A source carries metadata the rest of the system relies on: its type, author, content hash, byte size, and a trust level. Registering a source does not extract anything yet — it records where the knowledge comes from.
Compilation
Compilation is the pipeline that turns sources into graph content. For each source, the engine:
- Parses the bytes into spans.
- Derives witnesses — content-addressed units of primary bytes produced by named rules from a fixed catalog (see claims & witnesses).
- Extracts claims — atomic, typed statements, each locked to the span it came from, with a confidence score.
- Links entities and relations — the named things claims mention, and the typed edges between them.
- Admits the result through the engine's grounding checks before it becomes part of the queryable graph.
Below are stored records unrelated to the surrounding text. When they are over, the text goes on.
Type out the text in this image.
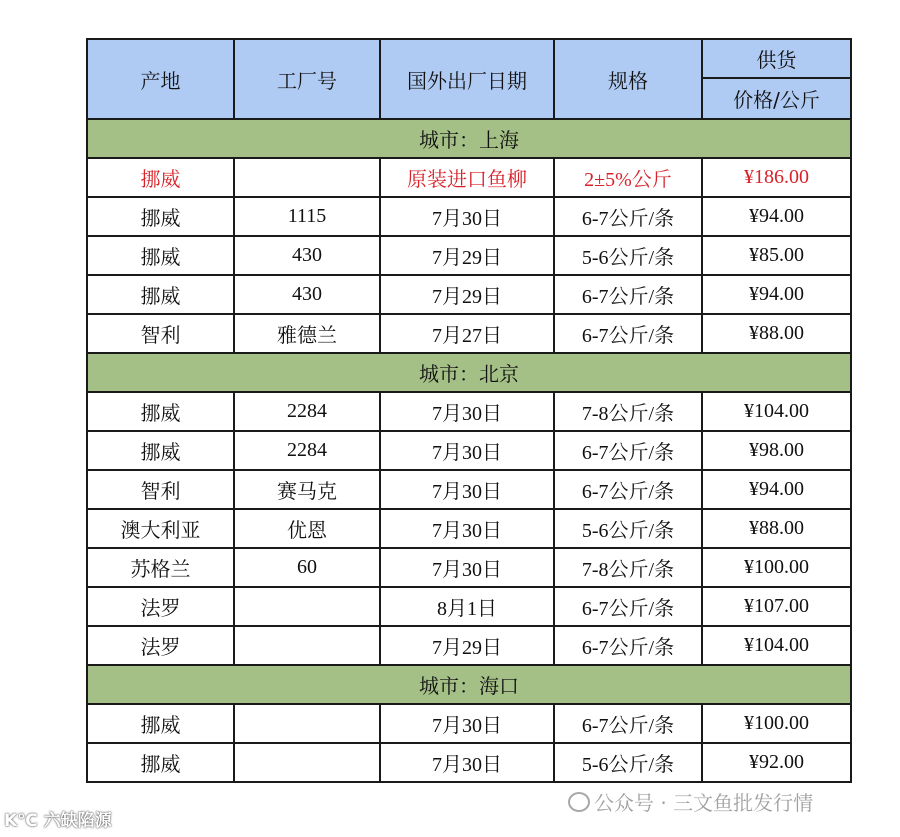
产地	工厂号	国外出厂日期	规格	供货
				价格/公斤
城市：上海				
挪威		原装进口鱼柳	2±5%公斤	¥186.00
挪威	1115	7月30日	6-7公斤/条	¥94.00
挪威	430	7月29日	5-6公斤/条	¥85.00
挪威	430	7月29日	6-7公斤/条	¥94.00
智利	雅德兰	7月27日	6-7公斤/条	¥88.00
城市：北京				
挪威	2284	7月30日	7-8公斤/条	¥104.00
挪威	2284	7月30日	6-7公斤/条	¥98.00
智利	赛马克	7月30日	6-7公斤/条	¥94.00
澳大利亚	优恩	7月30日	5-6公斤/条	¥88.00
苏格兰	60	7月30日	7-8公斤/条	¥100.00
法罗		8月1日	6-7公斤/条	¥107.00
法罗		7月29日	6-7公斤/条	¥104.00
城市：海口				
挪威		7月30日	6-7公斤/条	¥100.00
挪威		7月30日	5-6公斤/条	¥92.00
公众号 · 三文鱼批发行情
K℃ 六缺陷源
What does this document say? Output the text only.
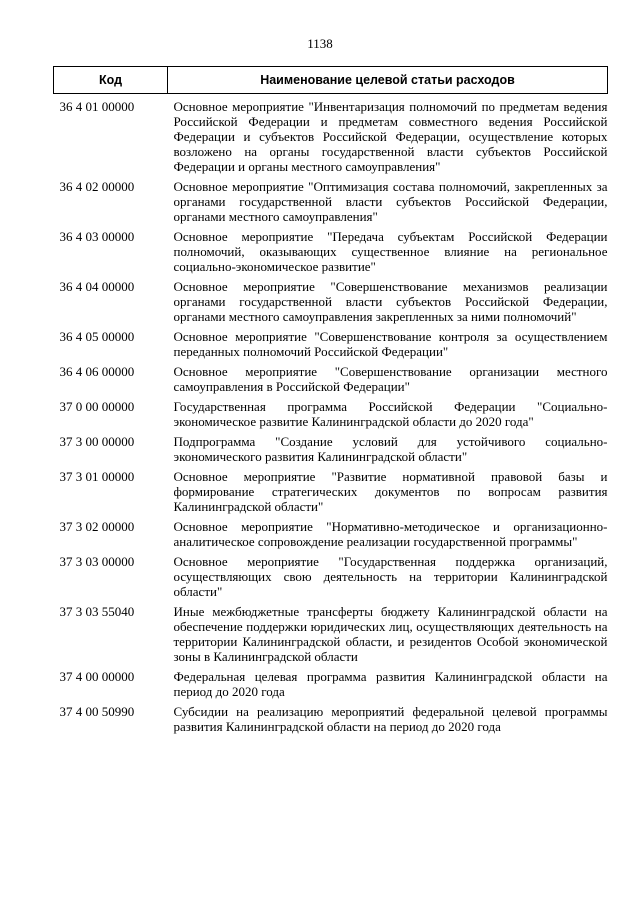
1138
Код	Наименование целевой статьи расходов
36 4 01 00000	Основное мероприятие "Инвентаризация полномочий по предметам ведения Российской Федерации и предметам совместного ведения Российской Федерации и субъектов Российской Федерации, осуществление которых возложено на органы государственной власти субъектов Российской Федерации и органы местного самоуправления"
36 4 02 00000	Основное мероприятие "Оптимизация состава полномочий, закрепленных за органами государственной власти субъектов Российской Федерации, органами местного самоуправления"
36 4 03 00000	Основное мероприятие "Передача субъектам Российской Федерации полномочий, оказывающих существенное влияние на региональное социально-экономическое развитие"
36 4 04 00000	Основное мероприятие "Совершенствование механизмов реализации органами государственной власти субъектов Российской Федерации, органами местного самоуправления закрепленных за ними полномочий"
36 4 05 00000	Основное мероприятие "Совершенствование контроля за осуществлением переданных полномочий Российской Федерации"
36 4 06 00000	Основное мероприятие "Совершенствование организации местного самоуправления в Российской Федерации"
37 0 00 00000	Государственная программа Российской Федерации "Социально-экономическое развитие Калининградской области до 2020 года"
37 3 00 00000	Подпрограмма "Создание условий для устойчивого социально-экономического развития Калининградской области"
37 3 01 00000	Основное мероприятие "Развитие нормативной правовой базы и формирование стратегических документов по вопросам развития Калининградской области"
37 3 02 00000	Основное мероприятие "Нормативно-методическое и организационно-аналитическое сопровождение реализации государственной программы"
37 3 03 00000	Основное мероприятие "Государственная поддержка организаций, осуществляющих свою деятельность на территории Калининградской области"
37 3 03 55040	Иные межбюджетные трансферты бюджету Калининградской области на обеспечение поддержки юридических лиц, осуществляющих деятельность на территории Калининградской области, и резидентов Особой экономической зоны в Калининградской области
37 4 00 00000	Федеральная целевая программа развития Калининградской области на период до 2020 года
37 4 00 50990	Субсидии на реализацию мероприятий федеральной целевой программы развития Калининградской области на период до 2020 года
Compilation is idempotent and incremental: re-compiling an unchanged source is a no-op, and changing one file only re-processes what depends on it.
Triggering a compile
Compile from the Sources tab in the Console, the POST /api/v1/ws/{ws}/compile
REST endpoint (streaming variant at /compile/stream), the compile MCP tool,
or root compile <path> on the CLI. The CLI also supports --watch to
recompile on file changes.
Incremental and honest
Two properties make compilation trustworthy:
- Content addressing means re-ingesting the same bytes never duplicates
knowledge — witnesses dedupe by
BLAKE3(rule ‖ spans). - Admission checks mean a claim that can't be grounded back to its source doesn't silently enter the graph. If nothing could be extracted, the result is empty — not invented.